Timer Resetting Dynamics

• The timer restarts if input does not maintain its state for the required duration (5 seconds).

• A descending edge triggers timer operation; without an initial input of 1, timing does not commence.

Distinction Between Rising and Falling Edges

• With a falling edge detected at input transition from high to low (1 to 0), timing begins while outputs remain off initially.

• When elapsed time meets predetermined conditions during counting phases, outputs toggle states based on input changes.

Practical Application: Pressure Monitoring Example

• An exercise demonstrates adding a timer to trigger an alarm upon detecting pressure drops lasting at least 4 seconds in machinery operations.

Understanding Pressure Drop Alarms in Equipment

Normal Behavior of Pressure Variations

• The simultaneous operation of brakes and pneumatic elements often leads to varying pressure levels, which is considered a normal behavior.

• An alarm system is implemented to monitor pressure drops; if the drop lasts longer than four seconds, an alarm is triggered.

Alarm Activation Logic

• When the pressure exceeds 100 psi, a signal activates a timer that resets when the pressure remains stable.

• If the pressure drop does not exceed four seconds, no alarm is generated; this prevents unnecessary alerts during brief fluctuations.

Timer Functionality and Alarm System

• The system only triggers an alarm if the pressure drop persists beyond four seconds, ensuring efficient monitoring.

• Upon recovery of pressure, the output signal reactivates, allowing for potential equipment restart based on user preference.

Pulse Timer Mechanism

• A pulse timer starts counting upon receiving a pulse input; it maintains its output until reaching a predetermined time without resetting for additional pulses.

• The elapsed time continues counting even with fluctuating signals until it meets the target duration.

Practical Application Example

• In mixing equipment scenarios, pressing the start button initiates motor operation for ten uninterrupted seconds using a timer setup.

• Multiple presses of the start button do not interrupt motor function or reset timing; this ensures consistent operation as intended.
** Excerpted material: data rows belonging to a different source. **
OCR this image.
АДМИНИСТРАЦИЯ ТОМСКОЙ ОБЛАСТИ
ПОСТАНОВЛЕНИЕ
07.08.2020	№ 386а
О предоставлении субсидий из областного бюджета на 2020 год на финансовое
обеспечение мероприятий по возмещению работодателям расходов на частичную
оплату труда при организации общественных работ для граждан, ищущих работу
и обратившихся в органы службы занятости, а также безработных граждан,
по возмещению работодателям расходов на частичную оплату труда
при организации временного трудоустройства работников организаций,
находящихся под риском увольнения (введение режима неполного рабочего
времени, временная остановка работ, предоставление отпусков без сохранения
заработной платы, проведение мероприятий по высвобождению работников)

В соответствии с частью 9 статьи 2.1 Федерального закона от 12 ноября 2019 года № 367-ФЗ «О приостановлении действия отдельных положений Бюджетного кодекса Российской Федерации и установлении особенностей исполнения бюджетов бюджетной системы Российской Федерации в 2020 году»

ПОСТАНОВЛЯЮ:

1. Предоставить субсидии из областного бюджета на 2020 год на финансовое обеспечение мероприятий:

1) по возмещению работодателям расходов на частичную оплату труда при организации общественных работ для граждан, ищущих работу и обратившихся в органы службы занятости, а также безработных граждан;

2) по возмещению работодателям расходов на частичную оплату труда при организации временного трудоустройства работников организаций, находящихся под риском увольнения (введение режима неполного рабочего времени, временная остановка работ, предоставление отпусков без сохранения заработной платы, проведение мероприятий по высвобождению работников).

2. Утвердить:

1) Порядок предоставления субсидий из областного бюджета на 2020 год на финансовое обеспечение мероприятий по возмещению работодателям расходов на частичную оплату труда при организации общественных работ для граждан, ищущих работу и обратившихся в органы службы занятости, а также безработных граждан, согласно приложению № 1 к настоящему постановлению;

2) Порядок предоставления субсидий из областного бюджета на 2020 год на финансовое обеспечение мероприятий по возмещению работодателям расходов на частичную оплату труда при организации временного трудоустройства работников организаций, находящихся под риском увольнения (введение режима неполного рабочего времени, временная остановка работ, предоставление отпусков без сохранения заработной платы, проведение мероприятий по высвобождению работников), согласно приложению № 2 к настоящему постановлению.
Programming Best Practices

Timer Variables and Programming Practices

Analyzing Timer Functionality

• The discussion begins with an analysis of two timers that did not function as intended when counted to eight, indicating a need for further adjustments.

• It is suggested that different variables should be created for each timer to enhance functionality, specifically mentioning the need for timers below zero and below one.

Implementing Timer Logic

• The speaker emphasizes the importance of starting both timers correctly, with one counting up to eight and another counting up to ten seconds.

• The activation of these timers is demonstrated, showcasing best programming practices in action during the explanation.